#7 rpmlint is hammering KDE infra (and probably other projects as well)
Closed: Fixed None Opened 7 years ago by kparal.

See this:
https://mail.kde.org/pipermail/kde-distro-packagers/2016-March/000142.html

Every time there's a new build of KDE related packages, we run rpmlint on every new rpm (for every arch) and srpm. Each time, an URL field and Source field gets tested whether it is accessible. Many of KDE packages have old URL links, which result in errors like these:

kf5-kdbusaddons.x86_64: W: invalid-url URL: http://projects.kde.org/kdbusaddons The read operation timed out

http://projects.kde.org/kdbusaddons redirects to https://quickgit.kde.org/ (when it doesn't time out) which is an expensive call for KDE infra.

Example spec file:
http://pkgs.fedoraproject.org/cgit/rpms/kf5-kdbusaddons.git/tree/kf5-kdbusaddons.spec
Example log:
https://taskotron.fedoraproject.org/artifacts/all/b25fbde0-eef1-11e5-b4e1-525400120b80/task_output/kf5-kdbusaddons-5.20.0-1.fc24.log

Obviously the KDE packages should get fixed, but the question is whether we want to run these network checks at all as part of our automation suite, because it is stressing third-party web servers and even slowing down our checks.

Here's a IRC log:

<puiterwijk> tflink: https://mail.kde.org/pipermail/kde-distro-packagers/2016-March/000142.html  This seems to be taskotron
<puiterwijk> rdieter: ^
<puiterwijk> Well, it's most likely a Fedora box. And the only thing I can find in our ansible repo that has rpmlint installed is taskotron
<puiterwijk> tflink, rdieter: yep. Check https://taskotron.fedoraproject.org/resultsdb/jobs?page=292   (or by the time you're reading this, probably later), around the "2016-03-20 23:18:23.763190" block of results: lots and lots of rpmlint jobs for kde-based things
<puiterwijk> rdieter: so, as the email says, you might want to look at changing your package so it doesn't do that. (though I'm not sure what rpmlint does that does this)
<puiterwijk> Or, if you think they're speaking nonsense, talk with them
<rdieter> puiterwijk: I'm not sure where that automated running of rpmlint is coming from
<rdieter> what is initiating all those taskotron jobs?
<kparal> kf5-kdbusaddons.x86_64: W: invalid-url URL: http://projects.kde.org/kdbusaddons The read operation timed out
<puiterwijk> rdieter: that's from bodhi submissions
<kparal> it redirects to https://quickgit.kde.org/
<puiterwijk> As soon as you submit a build to bodhi, it's also scheduled for tests in taskotron
<kparal> for every new build we run rpmlint on every rpm.arch
<kparal> puiterwijk: it's for every koji build
<puiterwijk> Ah, okay.

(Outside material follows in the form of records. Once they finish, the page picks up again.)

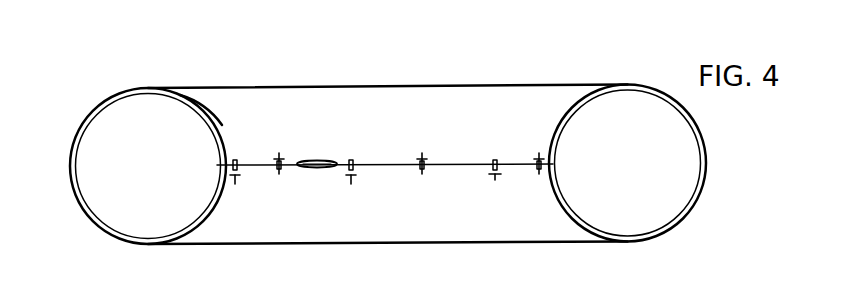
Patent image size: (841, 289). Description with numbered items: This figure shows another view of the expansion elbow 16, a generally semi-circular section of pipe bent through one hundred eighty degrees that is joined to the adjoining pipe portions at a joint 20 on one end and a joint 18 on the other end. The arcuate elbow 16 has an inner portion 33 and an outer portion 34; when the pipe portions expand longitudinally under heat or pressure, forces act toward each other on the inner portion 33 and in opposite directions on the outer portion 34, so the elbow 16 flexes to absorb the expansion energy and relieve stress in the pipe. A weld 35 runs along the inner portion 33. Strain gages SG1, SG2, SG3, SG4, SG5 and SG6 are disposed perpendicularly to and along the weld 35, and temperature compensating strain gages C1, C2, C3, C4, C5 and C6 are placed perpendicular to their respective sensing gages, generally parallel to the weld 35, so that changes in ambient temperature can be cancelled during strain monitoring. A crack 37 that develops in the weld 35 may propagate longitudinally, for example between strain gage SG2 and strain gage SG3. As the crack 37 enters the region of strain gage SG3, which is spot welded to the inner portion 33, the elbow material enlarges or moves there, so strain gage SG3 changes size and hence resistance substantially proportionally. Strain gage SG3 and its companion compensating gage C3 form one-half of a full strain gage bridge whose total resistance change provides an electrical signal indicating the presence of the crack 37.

The expansion elbow 16 is at (565, 73).
The joint 18 is at (688, 212).
The joint 20 is at (88, 115).
The inner portion 33 is at (205, 112).
The outer portion 34 is at (72, 163).
The weld 35 is at (219, 166).
The crack 37 is at (316, 160).
The strain gage SG1 is at (236, 158).
The strain gage SG2 is at (278, 171).
The strain gage SG3 is at (351, 158).
The strain gage SG4 is at (422, 172).
The strain gage SG5 is at (495, 158).
The strain gage SG6 is at (538, 172).
The temperature compensating strain gage C1 is at (235, 192).
The temperature compensating strain gage C2 is at (280, 156).
The temperature compensating strain gage C3 is at (350, 192).
The temperature compensating strain gage C4 is at (421, 156).
The temperature compensating strain gage C5 is at (493, 178).
The temperature compensating strain gage C6 is at (539, 156).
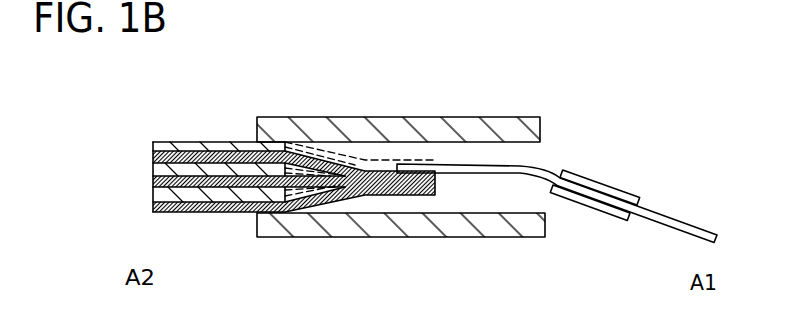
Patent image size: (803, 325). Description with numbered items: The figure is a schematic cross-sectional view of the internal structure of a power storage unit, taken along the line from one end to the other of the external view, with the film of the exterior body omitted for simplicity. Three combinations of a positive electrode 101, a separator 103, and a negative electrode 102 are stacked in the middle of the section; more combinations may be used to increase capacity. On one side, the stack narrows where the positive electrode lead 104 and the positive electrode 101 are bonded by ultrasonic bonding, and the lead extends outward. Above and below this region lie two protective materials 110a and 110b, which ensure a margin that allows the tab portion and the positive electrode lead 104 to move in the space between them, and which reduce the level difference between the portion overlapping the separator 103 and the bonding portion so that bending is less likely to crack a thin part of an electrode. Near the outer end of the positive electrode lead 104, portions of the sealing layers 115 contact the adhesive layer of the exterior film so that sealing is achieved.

The positive electrode 101 is at (269, 192).
The negative electrode 102 is at (197, 142).
The separator 103 is at (153, 142).
The positive electrode lead 104 is at (535, 171).
The protective material 110a is at (398, 122).
The protective material 110b is at (357, 225).
The sealing layer 115 is at (608, 190).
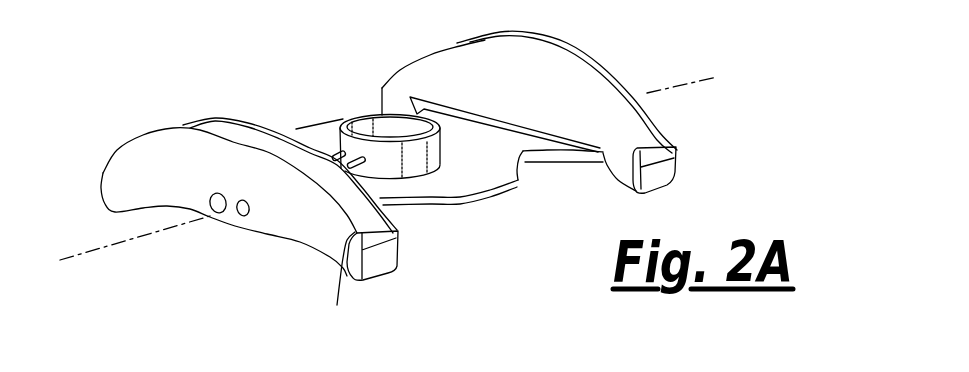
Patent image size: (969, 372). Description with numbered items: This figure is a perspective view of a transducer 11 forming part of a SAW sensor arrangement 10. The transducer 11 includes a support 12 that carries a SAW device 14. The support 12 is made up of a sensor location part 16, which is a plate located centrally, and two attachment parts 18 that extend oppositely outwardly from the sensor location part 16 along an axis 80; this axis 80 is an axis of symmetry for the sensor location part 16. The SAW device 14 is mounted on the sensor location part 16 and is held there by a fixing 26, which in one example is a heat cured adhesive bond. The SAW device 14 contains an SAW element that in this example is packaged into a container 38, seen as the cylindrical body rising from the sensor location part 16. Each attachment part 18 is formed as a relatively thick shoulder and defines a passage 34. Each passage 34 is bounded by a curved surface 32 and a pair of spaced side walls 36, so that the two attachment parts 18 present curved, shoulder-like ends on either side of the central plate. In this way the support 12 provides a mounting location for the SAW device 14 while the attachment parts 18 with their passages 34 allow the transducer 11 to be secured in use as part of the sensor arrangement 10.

The SAW sensor arrangement 10 is at (705, 50).
The transducer 11 is at (585, 51).
The support 12 is at (656, 112).
The SAW device 14 is at (352, 118).
The sensor location part 16 is at (495, 199).
The attachment part 18 is at (383, 258).
The fixing 26 is at (427, 178).
The curved surface 32 is at (345, 198).
The passage 34 is at (323, 182).
The side wall 36 is at (350, 230).
The container 38 is at (370, 115).
The axis 80 is at (78, 253).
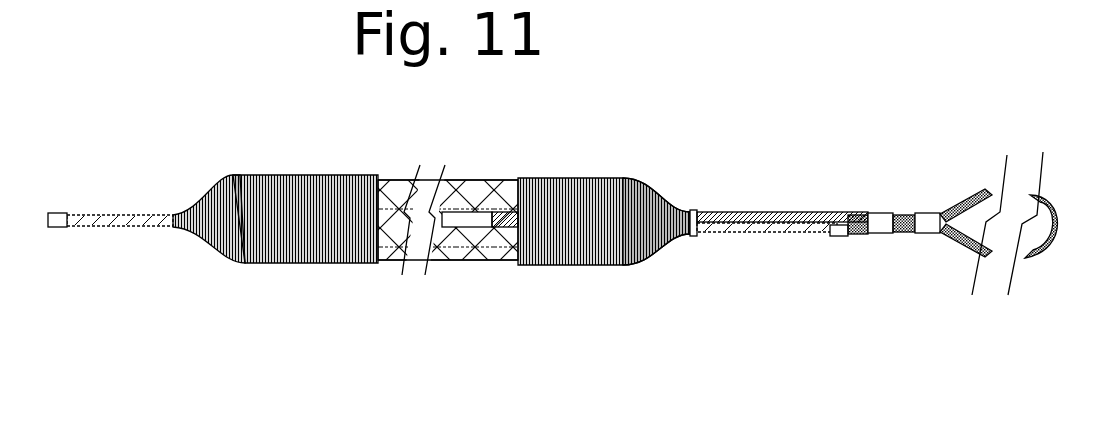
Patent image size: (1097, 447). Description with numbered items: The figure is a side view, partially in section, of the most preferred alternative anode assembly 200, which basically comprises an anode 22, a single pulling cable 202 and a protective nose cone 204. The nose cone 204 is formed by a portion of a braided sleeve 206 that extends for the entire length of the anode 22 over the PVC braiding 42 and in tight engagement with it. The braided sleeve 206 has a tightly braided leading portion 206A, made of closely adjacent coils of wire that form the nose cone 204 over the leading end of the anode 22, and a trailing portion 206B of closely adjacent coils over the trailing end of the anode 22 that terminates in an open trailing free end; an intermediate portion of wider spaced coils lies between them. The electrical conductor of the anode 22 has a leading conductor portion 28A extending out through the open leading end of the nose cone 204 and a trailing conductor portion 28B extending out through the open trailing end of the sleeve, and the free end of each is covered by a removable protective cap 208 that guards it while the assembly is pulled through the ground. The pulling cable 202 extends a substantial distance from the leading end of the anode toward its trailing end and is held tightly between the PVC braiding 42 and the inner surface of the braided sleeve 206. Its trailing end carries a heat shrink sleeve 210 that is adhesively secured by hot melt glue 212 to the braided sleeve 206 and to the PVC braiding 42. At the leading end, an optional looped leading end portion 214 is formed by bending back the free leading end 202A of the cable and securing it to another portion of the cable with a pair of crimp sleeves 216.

I thought that bodhi triggered it, okay
<rdieter> ok, so how to get it to *not* do that?
<rdieter> change all our pacakges to have bogus URL: tags ?
<kparal> I think we can configure rpmlint to avoid source url checks
<kparal> or fix the urls
<puiterwijk> kparal: well, I think this is not Source url check, but URL: check
<puiterwijk> disabling those should be just fine I'd say
<kparal> http://pkgs.fedoraproject.org/cgit/rpms/kf5-kdbusaddons.git/tree/kf5-kdbusaddons.spec
<kparal> URL:            http://projects.kde.org/kdbusaddons
<kparal> you're right
<puiterwijk> Yeah. That's the URL that we don't need to check
<puiterwijk> I would say checking Source: urls is useful. URL: entries, not so much
<puiterwijk> Worst case, we can do: rpmlint -o "NetworkEnabled False"
* kparal shrugs. in taskotron, we can create a global configuration. we still don't have a way to specify a package-local configuration for rpmlint
<rdieter> puiterwijk: I think that is reasonable
<rdieter> I doubt the intention of adding these checks per build intended to hit the network significantly

@rdieter thinks we should avoid running URL checks as part of rpmlint. We can even disable all network checks with "NetworkEnabled False". We should figure out what we want to do here and then fix task-rpmlint to contain a default rpmlint config file and point rpmlint to it when running it. That should be very easy to implement.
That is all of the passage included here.